Thursday, January 19, 2012

Book 4: The Lost Wife

When I was younger, I read a lot of novels and books about World War II.  These topics still tend to show up quite a bit in my reading lists, though I no longer necessarily pursue them actively.  However, if someone recommends a Holocaust book or I stumble across one at the book store, I will usually pick it up.  While browsing through Barnes and Noble last weekend (I had a four day weekend, and somehow, whenever I feel like I should leave the house but have no clue what to do, I always end up at the bookstore with a chai latte or white chocolate mocha), I noticed this novel on the shelf due to the vintage looking picture in a European setting (it's Prague, but I wasn't looking closely enough to consciously register that at first glance).  After reading the back cover, I was sold.  Now, as many Holocaust novels as I've read, I am not sure if I'm a good judge of them.  Since it is a topic I have read so much over the past, one would think that would make me a harsh critic.  Instead, I seem to have a blind/soft spot for these novels, and I will rarely find faults with them.  For example, in any other novel, I would probably be skeptical of the love story or slightly cynical, but in this case, I basically accept that these characters meet and fall in love quickly (I also started this right after A Discovery of Witches, so I may have felt it was unfair that I bought Josef and Lenka's love story but not Diana and Matthew's, but really these characters are more developed in half the time).

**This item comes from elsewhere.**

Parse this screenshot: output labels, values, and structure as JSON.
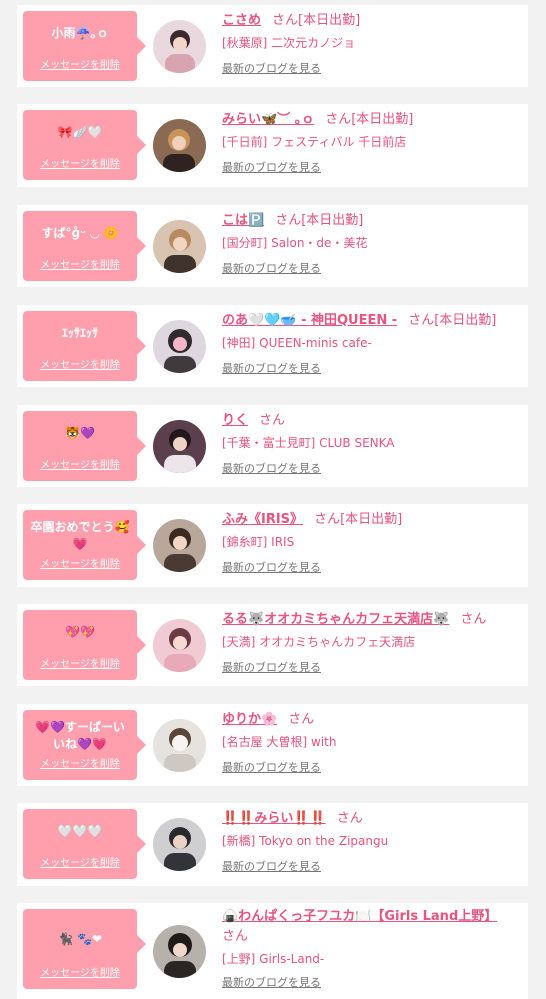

The novel begins with a wedding in the present day.  The groom's grandfather and the bride's grandmother meet for the first time at the rehearsal dinner, and the grandfather feels that he knows the grandmother from somewhere.  The chapter ends with the man, Josef, declaring that he is her husband.  From there, the novel flashes back in time to Prague in the 1930s, and alternate chapters between Lenka and Josef.  The set up is interesting: while Richman alternates between the two characters, the stories are actually very different.  Josef tells a story of life after loss, and his marriage to Amalia, another Jewish woman, whom he met after the end of the war.  While discussing his life after the war, he occasionally goes back further as he reminisces about certain scenes in his life.  However, for the most part, Josef tells about his life with Amalia and his children, their quiet and muted love that is rather passionless but safe.  Both suffer from survivor's guilt, and Josef remains haunted by the thoughts of his first love, Lenka.  Normally, it would bug me if someone was still obsessing about their first love after fifty years, but this wasn't a normal break up - Josef believes that he lost her to the war and the Holocaust.  It's a relationship that ended unnaturally and suddenly and as result, it haunts him.  Lenka's story on the other hand is one of survival, covering her time in Prague, as the rules get stricter and stricter until she and her family are moved to Terezin (Theresienstadt), the "model" concentration camp, or the one that Nazi officials used to show the Red Cross that they weren't mistreating the Jews.
Since Richman uses Terezin as a setting, she introduces many actual historical figures.  Lenka was an art student, and ends up working in the art department, surrounded by men and women whose secret work, buried throughout the camp, survived the Holocaust to give witness to their experiences.  Some of the people Lenka meets and knows include Bedrich Fritta, Leo Haas and Otto Unger.  In fact, Richman's description of Otto's death reminded me of a scene from the TV miniseries Holocaust (back before Netflix, my dad would borrow very random things from the library) which may well have been inspired by the actual artist's life.  The miniseries Holocaust and the film The Last Butterfly both explored life in Terezin since it was such an oddity, though I can't think of many novels at this moment that devote much time to Terezin.  I'm sure there are some, but most tend to focus on the bigger camps (Auschwitz was also addressed in this novel since that's where many of Terezin's prisoners were eventually deported to).  The prisoners of Terezin lived in squalor, misery, and fear, and yet they also had some chances and freedoms that weren't available in other camps.  Richman explains in an interview that her original intent with this novel was to write about the Holocaust from an artist's perspective, and the love story idea came later after she overheard a conversation about a situation similar to the one that starts off the novel.
I thought the novel worked well; obviously, the reader knows that Lenka will survive, but I really enjoyed how Richman explored these characters' lives.  I would warn that part of the back cover was misleading (at least to me).  At one point, it states that "an unexpected encounter in New York leads to an inescapable glance of recognition, and the realization that providence has given Lenka and Josef one more chance."  This novel doesn't explore this second chance.  The wedding is used purely as a framing device, and while part of me was curious how things would play out between Josef and Lenka after all these years, the novel ended exactly where it needed to end.  Basically, I definitely recommend this novel, although one further caveat: my copy of the novel calls it "The Sophie's Choice of this generation" - I feel like that statement does the novel a disservice, not because this isn't a good novel, but because I don't think the storylines of these two novels compare or are really that parallel to each other.  I could be wrong on that, though - Sophie's Choice didn't actually leave much of an impression on me.